Evidence for a particular HLA (human lymphocyte antigen) class I or class II haplotype associated with symptomatic women with silicone breast implants, or for specific T-cell activation or delayed hypersensitivity to silicone is insufficient and often flawed, and there is limited evidence that HLA haplotypes of symptomatic women with implants resemble those of symptomatic women without implants and that there is no T-cell activation or delayed hypersensitivity from silicone. Studies addressing these issues are limited and technical problems substantial, providing the committee with no support for a role of silicone as a T-cell antigen or in creating T-cell autoantigens. The committee also finds no evidence for antisilicone antibodies. The clinical significance of a recently described antipolymer antibody test is unclear, although the polymer in question is not silicone or silicon containing, and it is extremely unlikely that it measures an antisilicone antibody.

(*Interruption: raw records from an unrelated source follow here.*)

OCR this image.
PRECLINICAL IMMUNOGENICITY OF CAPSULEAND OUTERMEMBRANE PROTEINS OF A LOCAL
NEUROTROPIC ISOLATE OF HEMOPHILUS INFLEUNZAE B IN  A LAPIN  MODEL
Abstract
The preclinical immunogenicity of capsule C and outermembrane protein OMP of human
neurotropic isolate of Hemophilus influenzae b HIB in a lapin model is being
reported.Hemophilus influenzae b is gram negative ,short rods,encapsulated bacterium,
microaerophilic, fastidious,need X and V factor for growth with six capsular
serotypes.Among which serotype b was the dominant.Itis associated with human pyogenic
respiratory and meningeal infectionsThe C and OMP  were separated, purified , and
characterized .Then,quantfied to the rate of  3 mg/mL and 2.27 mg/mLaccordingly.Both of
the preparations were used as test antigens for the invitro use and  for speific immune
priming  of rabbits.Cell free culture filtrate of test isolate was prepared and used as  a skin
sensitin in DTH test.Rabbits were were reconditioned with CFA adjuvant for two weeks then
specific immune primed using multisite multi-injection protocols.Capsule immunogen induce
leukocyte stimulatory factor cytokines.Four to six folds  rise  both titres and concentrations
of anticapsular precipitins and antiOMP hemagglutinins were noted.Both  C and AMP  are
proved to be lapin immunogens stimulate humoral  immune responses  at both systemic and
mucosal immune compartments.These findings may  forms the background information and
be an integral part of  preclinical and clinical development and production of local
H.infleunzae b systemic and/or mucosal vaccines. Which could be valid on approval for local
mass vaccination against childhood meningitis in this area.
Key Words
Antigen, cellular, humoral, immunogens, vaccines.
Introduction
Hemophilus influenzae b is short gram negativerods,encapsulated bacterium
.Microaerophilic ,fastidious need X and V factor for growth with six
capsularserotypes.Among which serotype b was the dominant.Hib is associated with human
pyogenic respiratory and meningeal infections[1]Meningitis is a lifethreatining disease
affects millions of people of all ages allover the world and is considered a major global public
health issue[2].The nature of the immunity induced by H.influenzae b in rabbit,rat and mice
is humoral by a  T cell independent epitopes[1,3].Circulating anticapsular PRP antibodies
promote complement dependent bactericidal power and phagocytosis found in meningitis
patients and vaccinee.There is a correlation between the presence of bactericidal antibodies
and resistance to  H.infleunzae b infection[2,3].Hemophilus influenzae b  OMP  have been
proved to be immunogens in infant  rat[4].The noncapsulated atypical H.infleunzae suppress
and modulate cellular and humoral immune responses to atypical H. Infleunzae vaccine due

The committee also noted several reports suggesting that women with breast implants might have elevated serum immunoglobulin levels. A few case reports also suggested that there might be an increased frequency of multiple myeloma in women with breast implants. These data are insufficient and a number of current epidemiological studies do not report an increase in immunoglobulin levels or multiple myeloma in such women.
Reports of antinuclear antibodies and epidemiological studies of classical and atypical connective tissue or rheumatic disease in women with breast implants also do not provide any support for immunologic or autoimmune responses or diseases associated with silicone breast implants. The committee reviewed 30 studies of antinuclear antibodies and other autoantibodies in women with silicone (primarily gel-filled) breast implants. These reports were often conflicting; many used differing technologies to assay antinuclear antibodies or differing criteria to determine a positive test. Lack of controls and other design problems hampered the interpretation of some studies. No pattern of association of antinuclear antibodies with silicone breast implants emerged from these data. Several epidemiological studies suggested support for the conclusion that there is no association of antinuclear or other autoantibodies with breast implants.